New Zealand’s Ministry of Health has published the first periodic review of the Contraception, Sterilisation and Abortion Act 1977, in which it has posited several recommendations to ensure “timely and equitable access,” particularly to abortion throughout all nine months of pregnancy, but also to contraception and sterilisation.

Understanding the Contraception, Sterilisation and Abortion Act

When the Abortion Legislation Act was passed in 2020, amendments were necessarily made to the Contraception, Sterilisation, and Abortion Act, 1977 (CS&A Act).  It is the principal legislation in New governing these matters in New Zealand law.   One of those changes requires the Director General of Health to review the CS&A Act every five years.  The first review was published in April 2025.

Given Royal Assent on 16 December 1977, the legislation sets out how abortion, contraception, and sterilisation may be accessed lawfully in New Zealand.  It has undergone several revisions over the almost fifty years of its existence.

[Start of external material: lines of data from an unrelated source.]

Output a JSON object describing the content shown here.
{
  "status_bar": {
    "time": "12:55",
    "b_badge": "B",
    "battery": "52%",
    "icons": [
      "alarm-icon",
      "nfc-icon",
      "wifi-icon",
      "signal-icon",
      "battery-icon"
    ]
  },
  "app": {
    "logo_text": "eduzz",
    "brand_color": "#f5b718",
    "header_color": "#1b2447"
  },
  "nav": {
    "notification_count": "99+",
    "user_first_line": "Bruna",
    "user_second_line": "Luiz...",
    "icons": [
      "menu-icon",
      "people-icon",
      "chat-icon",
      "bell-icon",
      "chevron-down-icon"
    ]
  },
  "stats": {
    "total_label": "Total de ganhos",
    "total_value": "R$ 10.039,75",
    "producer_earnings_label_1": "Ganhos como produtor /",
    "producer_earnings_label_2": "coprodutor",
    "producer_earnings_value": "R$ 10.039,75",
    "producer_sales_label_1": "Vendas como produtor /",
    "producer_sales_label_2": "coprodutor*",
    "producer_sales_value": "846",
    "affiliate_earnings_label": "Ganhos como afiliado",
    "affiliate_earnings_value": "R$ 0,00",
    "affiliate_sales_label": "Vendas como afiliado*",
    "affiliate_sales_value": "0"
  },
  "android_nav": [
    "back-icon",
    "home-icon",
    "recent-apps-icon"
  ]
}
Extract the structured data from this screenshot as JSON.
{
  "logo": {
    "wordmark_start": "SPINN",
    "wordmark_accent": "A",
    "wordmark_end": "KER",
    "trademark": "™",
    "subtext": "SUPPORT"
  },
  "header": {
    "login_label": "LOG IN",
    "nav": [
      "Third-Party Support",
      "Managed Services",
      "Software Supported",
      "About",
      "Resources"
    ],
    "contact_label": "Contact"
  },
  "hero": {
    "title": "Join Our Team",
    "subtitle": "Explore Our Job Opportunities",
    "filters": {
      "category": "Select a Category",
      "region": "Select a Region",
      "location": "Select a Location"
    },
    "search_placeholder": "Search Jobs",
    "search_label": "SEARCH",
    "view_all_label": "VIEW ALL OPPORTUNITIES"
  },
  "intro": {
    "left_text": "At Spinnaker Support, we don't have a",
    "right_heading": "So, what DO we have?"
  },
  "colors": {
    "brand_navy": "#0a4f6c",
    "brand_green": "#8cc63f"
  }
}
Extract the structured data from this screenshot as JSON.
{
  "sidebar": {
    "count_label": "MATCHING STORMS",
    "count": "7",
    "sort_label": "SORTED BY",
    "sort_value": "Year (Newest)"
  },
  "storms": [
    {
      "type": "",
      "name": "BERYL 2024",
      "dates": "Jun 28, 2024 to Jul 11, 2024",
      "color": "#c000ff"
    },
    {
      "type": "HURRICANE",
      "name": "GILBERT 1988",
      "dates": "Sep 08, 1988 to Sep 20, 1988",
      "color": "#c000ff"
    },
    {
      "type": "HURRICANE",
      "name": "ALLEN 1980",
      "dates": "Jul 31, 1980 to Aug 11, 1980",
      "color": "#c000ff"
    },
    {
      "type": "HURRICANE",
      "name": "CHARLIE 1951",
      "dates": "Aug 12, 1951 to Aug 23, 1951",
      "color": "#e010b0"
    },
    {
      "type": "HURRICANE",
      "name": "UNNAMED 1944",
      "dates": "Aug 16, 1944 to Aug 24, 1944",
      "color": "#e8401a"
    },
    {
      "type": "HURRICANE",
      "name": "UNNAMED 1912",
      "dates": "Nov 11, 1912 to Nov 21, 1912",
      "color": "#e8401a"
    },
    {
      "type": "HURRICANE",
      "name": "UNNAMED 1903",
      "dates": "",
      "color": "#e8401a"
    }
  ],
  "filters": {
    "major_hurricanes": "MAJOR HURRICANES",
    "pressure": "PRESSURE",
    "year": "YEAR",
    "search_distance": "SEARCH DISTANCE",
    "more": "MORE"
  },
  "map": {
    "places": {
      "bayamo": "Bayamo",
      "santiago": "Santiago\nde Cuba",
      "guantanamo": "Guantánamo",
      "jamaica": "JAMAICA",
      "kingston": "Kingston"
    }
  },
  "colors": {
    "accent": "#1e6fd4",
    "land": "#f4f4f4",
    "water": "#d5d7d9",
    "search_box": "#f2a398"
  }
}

Many pro-life advocates will focus solely on the outcomes of the section on abortion, believing that contraception and sterilisation are a matter of personal preference or conscience or beneficial to curtail the evil of abortion.  However, the “contraceptive mentality” has contributed gravely to the acceptance of abortion in society.  

In Evangelium Vitae, St John Paul II points out how closely connected they are, stating, “despite their differences of nature and moral gravity, contraception and abortion are often closely connected, as fruits of the same tree.” (§13)  Those who drafted the legislation saw the connection; we would be wise also to take note and to provide a vision alongside practical solutions to assist people to embrace life.

A close-up of a person holding a pair of small, beige baby shoes with floral accents, while standing in a warm, natural setting. The person is wearing a light-colored outfit and has one hand on their belly, suggesting a celebration of impending parenthood.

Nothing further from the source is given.